Link Search Menu Expand Document

Manage service accounts

Create a service account for programmatic access only to Firebolt. Service accounts can be linked to users, instead of logins which provide full access. For each service account, a secret is generated to use for authentication. You can add, edit, delete and generate secrets for service accounts using SQL or in the UI.

To view all users, click Govern to open the govern space, then choose Service Accounts from the menu, or query the information_schema.service_accounts view.

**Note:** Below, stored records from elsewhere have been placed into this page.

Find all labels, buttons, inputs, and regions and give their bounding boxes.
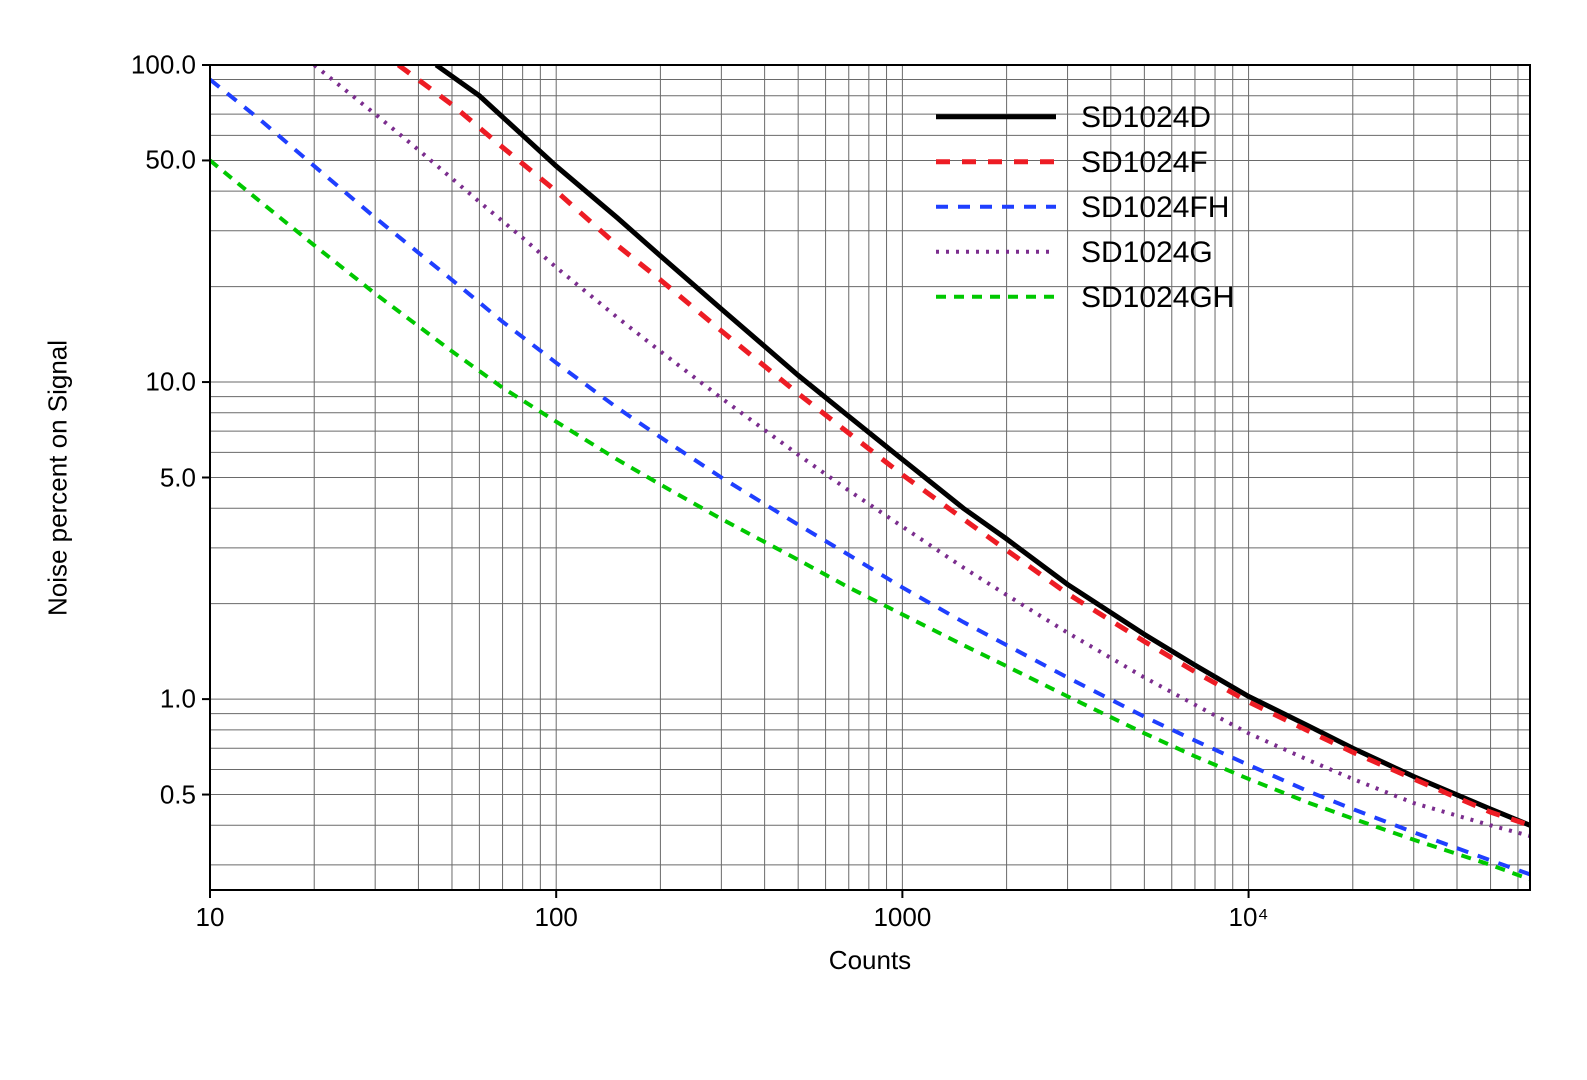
tick-label: 100.0 — [131, 50, 196, 81]
tick-label: 5.0 — [160, 462, 196, 493]
tick-label: 50.0 — [145, 145, 196, 176]
legend-label: SD1024G — [1081, 236, 1213, 269]
legend-label: SD1024FH — [1081, 191, 1229, 224]
tick-label: 10.0 — [145, 367, 196, 398]
x-axis-label: Counts — [829, 945, 911, 976]
tick-label: 10 — [196, 902, 225, 933]
tick-label: 0.5 — [160, 779, 196, 810]
legend-label: SD1024GH — [1081, 281, 1234, 314]
tick-label: 1000 — [873, 902, 931, 933]
tick-label: 1.0 — [160, 684, 196, 715]
tick-label: 10⁴ — [1229, 902, 1269, 933]
legend-label: SD1024D — [1081, 101, 1211, 134]
tick-label: 100 — [534, 902, 577, 933]
chart-container: SD1024D SD1024F SD1024FH SD1024G SD1024GH No… — [40, 40, 1547, 1040]
noise-chart: SD1024D SD1024F SD1024FH SD1024G SD1024GH — [40, 40, 1587, 1035]
legend-label: SD1024F — [1081, 146, 1208, 179]
y-axis-label: Noise percent on Signal — [43, 339, 74, 615]
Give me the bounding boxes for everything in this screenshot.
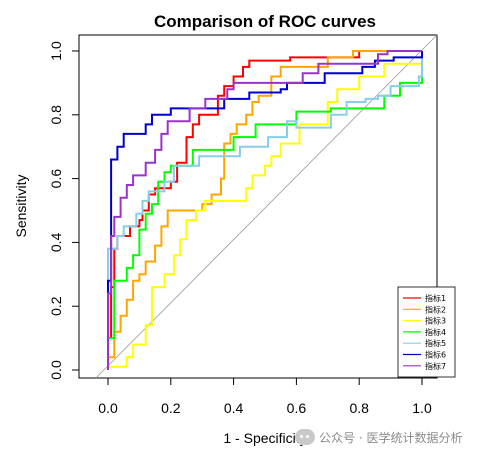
- x-axis-label: 1 - Specificity: [223, 430, 306, 446]
- legend-label-6: 指标6: [425, 350, 446, 360]
- y-tick-label: 0.0: [48, 360, 64, 380]
- y-axis-label: Sensitivity: [13, 174, 29, 237]
- chart-title: Comparison of ROC curves: [154, 12, 376, 31]
- watermark: 公众号 · 医学统计数据分析: [295, 425, 490, 449]
- legend-label-4: 指标4: [425, 327, 446, 337]
- wechat-icon: [295, 429, 315, 445]
- legend-label-5: 指标5: [425, 338, 446, 348]
- roc-line-series-6: [107, 51, 423, 370]
- y-tick-label: 0.6: [48, 169, 64, 189]
- roc-line-series-4: [107, 51, 423, 370]
- legend-label-3: 指标3: [425, 316, 446, 326]
- x-tick-label: 1.0: [412, 400, 432, 416]
- roc-line-series-2: [107, 50, 422, 370]
- y-tick-label: 0.4: [48, 232, 64, 252]
- roc-series-group: [107, 50, 423, 370]
- plot-area: [78, 34, 438, 379]
- legend-label-1: 指标1: [425, 293, 446, 303]
- watermark-text: 公众号 · 医学统计数据分析: [319, 430, 463, 445]
- y-tick-label: 0.2: [48, 296, 64, 316]
- y-tick-label: 1.0: [48, 41, 64, 61]
- x-tick-label: 0.0: [98, 400, 118, 416]
- y-tick-label: 0.8: [48, 105, 64, 125]
- x-axis: 0.0 0.2 0.4 0.6 0.8 1.0: [98, 377, 432, 416]
- y-axis: 0.0 0.2 0.4 0.6 0.8 1.0: [48, 41, 80, 380]
- x-tick-label: 0.4: [224, 400, 244, 416]
- roc-line-series-3: [107, 51, 423, 370]
- x-tick-label: 0.8: [349, 400, 369, 416]
- x-tick-label: 0.2: [161, 400, 181, 416]
- roc-line-series-7: [107, 50, 422, 370]
- x-tick-label: 0.6: [287, 400, 307, 416]
- legend-label-2: 指标2: [425, 304, 446, 314]
- diagonal-reference-line: [95, 34, 438, 379]
- roc-line-series-5: [107, 51, 423, 370]
- legend-label-7: 指标7: [425, 361, 446, 371]
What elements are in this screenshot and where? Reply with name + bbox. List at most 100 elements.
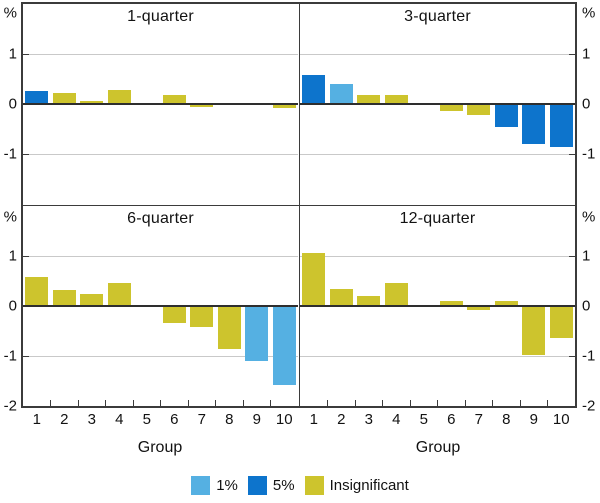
y-axis-label: 0 [582, 95, 591, 113]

Managing service accounts requires the org_admin role.

Creating a service account

SQL

To create a service account using SQL, use the CREATE SERVICE ACCOUNT statement. For example:

CREATE SERVICE ACCOUNT IF NOT EXISTS "sa1" WITH DESCRIPTION = "service account 1";

UI

To create a service account via the UI:

Configure > Service accounts

  1. Click Configure to open the configure space, then choose Service accounts from the menu.
  2. From the Service accounts page, choose Create a service account.
  3. Enter a unique name for your service account. This name must start with a letter, and may contain only alphanumeric characters, or the underscore(_) character.
  4. Optionally, you can:
    • Choose a network policy to apply from the list of existing network policies configured for your organization.
    • Specify a description for the service account.
  5. Choose Create.

Generating a secret for a service account

A service account secret is used to generate an access token for accessing Firebolt API programmatically with the service account.

SQL

To generate a secret for a service account using SQL, use the CALL fb_GENERATESERVICEACCOUNTKEY(`<name>`) statement, where <name> is the name of the service account. The command returns both the service account ID and secret. For example:

CALL fb_GENERATESERVICEACCOUNTKEY('sa1')

UI

To generate a secret for a service account via the UI:

  1. Click Configure to open the configure space, then choose Service accounts from the menu.
  2. Search for the relevant service account using the top search filters, or by scrolling through the list of service accounts. Hover over the right-most column to make the service account menu appear, then choose Create a new secret.
  3. The **New secret for service account” menu with the newly generated secret will appear.

New secret

Make a note of the secret once generated - it can’t be retrieved later. If the secret is lost (or needs to be rotated), you can always generate a new secret, calling the same generation function, or by creating a new secret in the UI.

Generating a new secret for your service account user replaces any previous secret (which cannot be used once a new one is generated). Make a note of the secret and keep it in a secured location.

Authenticate with a service account via the REST API

  1. Create a service account with the IS_ORGANIZATION_ADMIN property set to TRUE using either the UI or SQL.
  2. Obtain the service account ID and secret.
  3. Create a user and assign desired roles for the service account. Link the service account with this created user.
  4. Authenticate using the service account via Firebolt’s REST API, send the following request to receive an authentication token:
curl POST --location 'https://id.app.firebolt.io/oauth/token' \
--header 'Content-Type: application/x-www-form-urlencoded' \
--data-urlencode 'grant_type=client_credentials' \
--data-urlencode 'audience=https://api.firebolt.io' \
--data-urlencode 'client_id={service account id}' \
--data-urlencode 'client_secret={service account secret}'

Response: # ignore Response

{
  "access_token":"eyJz93a...k4laUWw",
  "token_type":"Bearer",
  "expires_in":86400
}

where:

Property Data type Description
service account id TEXT The service account ID (created here).
service account secret TEXT The service account secret (generated here).

Use the returned access_token to authenticate with Firebolt.

Editing a service account

SQL

To edit a service account using SQL, use the ALTER SERVICE ACCOUNT statement. For example:

ALTER SERVICE ACCOUNT sa1 SET NETWORK_POLICY_NAME = my_network_policy

or:

ALTER SERVICE ACCOUNT sa1 SET IS_ORGANIZATION_ADMIN = true

UI

To edit a service account via the UI:

  1. Click Configure to open the configure space, then choose Service accounts from the menu.
  2. Search for the relevant service account using the top search filters, or by scrolling through the list of service accounts. Hover over the right-most column to make the service account menu appear, then choose Edit service account.
  3. Edit the desired fields and choose Save.

Deleting a service account

SQL

To delete a service account using SQL, use the DROP SERVICE ACCOUNT statement. For example:

DROP SERVICE ACCOUNT sa1;

UI

To delete a service account via the UI:

  1. Click Configure to open the configure space, then choose Service accounts from the menu.
  2. Search for the relevant service account using the top search filters, or by scrolling through the list of service accounts. Hover over the right-most column to make the service account menu appear, then choose Delete service account.

If the service account is linked to users, you will need to confirm that you will also be deleting those users by choosing Delete users permanently.